We have a saying in Afghanistan: People age according to the grief they experience, not the number of years they live.
A year after being evacuated from Kabul as the Taliban rampaged through the city I’d called home for nearly a decade, these words come back to me every time I look at my face in the mirror. My hair has gone gray, the lines in my forehead are deeper. When I send pictures of myself to my mother, who still lives in Afghanistan, she writes, “What have you done to yourself?”
On August 15, 2021, the morning started out like a normal workday, but within a few hours, my family and I had to pack our lives into a few backpacks and leave the country. We left everything from diaries to books to family photos.
My life and the lives of millions of other Afghans were turned upside down.
We are still trying to understand what happened. Our physical selves are the most visible reminder of how our lives changed so abruptly on a summer’s day—it reminds us that we still exist, even though we feel so alien in these new lands that are nothing like the home we’re living for. have fled.
I am now in the United States and although I am physically safe, my psychological well-being is anything but. Everything is so different here and I have no idea how most things work: where do I park my car? How do I pay my bills? And by the way, how does US health insurance work?
As we climbed aboard that hulking American cargo plane that seemed to scream as it took off from Kabul International Airport, the American troops on board told us where to sit, but they didn’t tell us how difficult our lives were soon to become.
So now I have to work hard to avoid missing my rent payment or else I won’t be able to rent a house. Did you know that when you rent a house or a car, they check your credit? But if you’re completely new to the country, you won’t have one.
A feeling of loneliness comes over me, and I think it could be here for a while. Life in America seems so individualized. People I see bobbing in the streets are happy to be alone. They don’t have big families like we do in Afghanistan. They don’t see their relatives as often as we do. They seem so busy – too busy to make a meaningful connection with someone like me.
In Afghanistan, there are greeting habits that everyone follows before actually having a conversation. “How are you? How is your family? How is your work?” We used to laugh about it in Kabul, but now I really miss it.
This was a year of fear, worry and grief for so many Afghans. And with the distance between my new American neighbors and myself almost palpable, I reached out to my Afghan friends scattered all over the world.
They, like me, have invested so much in a government and way of life that we never expected would collapse, or have the United States lag behind as the Taliban drew closer.
When I asked my friends how they were doing, a year after we fled, their answers brought tears to my eyes. I was never known to be an emotional person and was almost proud of always being stoic. Even when I was a kid, my parents took me to the doctor because I never cried.
But now hardly anyone I know in Afghanistan or beyond is doing well.
And I cry. Often.
Khalid Abidi, a school friend of mine, ran a huge project for the Afghan state-owned electricity company. He did very well in his career before the Taliban takeover.
Despite receiving several offers to work abroad, he preferred to stay in Afghanistan. But last month he told me he lost everything after the new Taliban government shut down the project.
Khalid is still in Afghanistan. He can’t find a way to leave.
“I may have aged 100 years,” he said. “I can’t sleep nights and days, I’m mentally destroyed.”
“There is no life and future in Afghanistan, it is complete darkness here.”
Orooj Hakimi, a former Reuters journalist in Kabul who fled to the West, struggles with similar issues. “I’ve worked so hard for free speech and invested a decade of my life,” she told me. “But with the Taliban takeover, I lost everything. It is so painful, so painful when words cannot describe it.”
Orooj, 33, said she grew much older in the past year. The sadness of Afghanistan’s collapse was visible on her face shortly after the fall of Kabul. Streams of gray hair sprouted seemingly overnight, she said, and when she FaceTimed with friends and relatives, they continued to bring out the changes in her face.

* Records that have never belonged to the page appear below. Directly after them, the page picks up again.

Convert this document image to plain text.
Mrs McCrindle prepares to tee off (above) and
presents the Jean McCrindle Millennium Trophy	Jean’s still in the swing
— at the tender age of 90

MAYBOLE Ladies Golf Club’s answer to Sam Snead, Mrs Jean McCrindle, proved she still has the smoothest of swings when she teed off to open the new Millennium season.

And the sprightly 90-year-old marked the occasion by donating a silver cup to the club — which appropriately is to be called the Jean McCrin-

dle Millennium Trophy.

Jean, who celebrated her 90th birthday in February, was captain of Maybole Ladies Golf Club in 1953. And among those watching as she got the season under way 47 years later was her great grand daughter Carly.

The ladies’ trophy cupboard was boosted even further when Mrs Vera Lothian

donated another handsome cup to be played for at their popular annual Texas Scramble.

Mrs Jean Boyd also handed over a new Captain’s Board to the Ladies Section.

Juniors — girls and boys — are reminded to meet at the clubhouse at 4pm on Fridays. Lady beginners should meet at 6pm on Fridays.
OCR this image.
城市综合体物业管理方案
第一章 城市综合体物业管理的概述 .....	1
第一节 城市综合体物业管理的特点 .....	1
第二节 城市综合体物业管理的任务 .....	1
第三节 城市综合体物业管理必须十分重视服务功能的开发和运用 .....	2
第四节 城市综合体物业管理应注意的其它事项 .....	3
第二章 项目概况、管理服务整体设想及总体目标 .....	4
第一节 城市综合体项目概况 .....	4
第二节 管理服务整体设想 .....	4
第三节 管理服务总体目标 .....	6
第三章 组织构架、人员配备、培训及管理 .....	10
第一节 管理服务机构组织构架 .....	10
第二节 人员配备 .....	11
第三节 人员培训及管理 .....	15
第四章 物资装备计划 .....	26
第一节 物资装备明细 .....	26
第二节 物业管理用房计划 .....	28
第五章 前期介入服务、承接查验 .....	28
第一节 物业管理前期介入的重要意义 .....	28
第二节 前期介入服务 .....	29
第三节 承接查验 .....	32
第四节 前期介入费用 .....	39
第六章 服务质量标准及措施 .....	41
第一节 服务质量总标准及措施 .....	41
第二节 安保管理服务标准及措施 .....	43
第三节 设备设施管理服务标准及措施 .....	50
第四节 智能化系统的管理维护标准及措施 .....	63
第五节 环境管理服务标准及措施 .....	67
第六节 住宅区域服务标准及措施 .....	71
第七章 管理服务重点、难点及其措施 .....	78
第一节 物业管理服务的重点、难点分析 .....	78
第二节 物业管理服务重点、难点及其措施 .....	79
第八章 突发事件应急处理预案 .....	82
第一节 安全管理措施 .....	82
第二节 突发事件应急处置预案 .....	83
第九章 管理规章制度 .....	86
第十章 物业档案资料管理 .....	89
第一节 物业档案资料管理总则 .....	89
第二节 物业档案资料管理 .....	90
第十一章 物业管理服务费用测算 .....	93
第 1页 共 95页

She had lived in Kabul and dined most evenings around a single table in her parents’ house with her mother, father, siblings and often extended family. But now her loved ones are spread across three different countries. “My sisters are stuck in Afghanistan, my parents in Pakistan and I’m in a different corner of the world.”
Orooj first experienced the life of a refugee as a child in the 1990s. Her father was employed by the Soviet-backed government, and when the Taliban took over in 1996, they were forced to leave Afghanistan. Last summer she had to take refuge again in the same country, Pakistan.
“The past year feels like a hundred years to me,” she said. “I’ve been through so much and lost so much.”
So many friends I spoke to feel the same. As the anecdotes added up, I couldn’t help but think of another saying we have in Afghanistan: we are the flour between two millstones.
I shudder to think of my generation being ground to powder, sandwiched between the fear of being refugees as I watch the Taliban dismantle the country we grew up in.
But for now, all we can do is wake up, look at ourselves in the mirror, and hope that today, if only for a moment, will be better.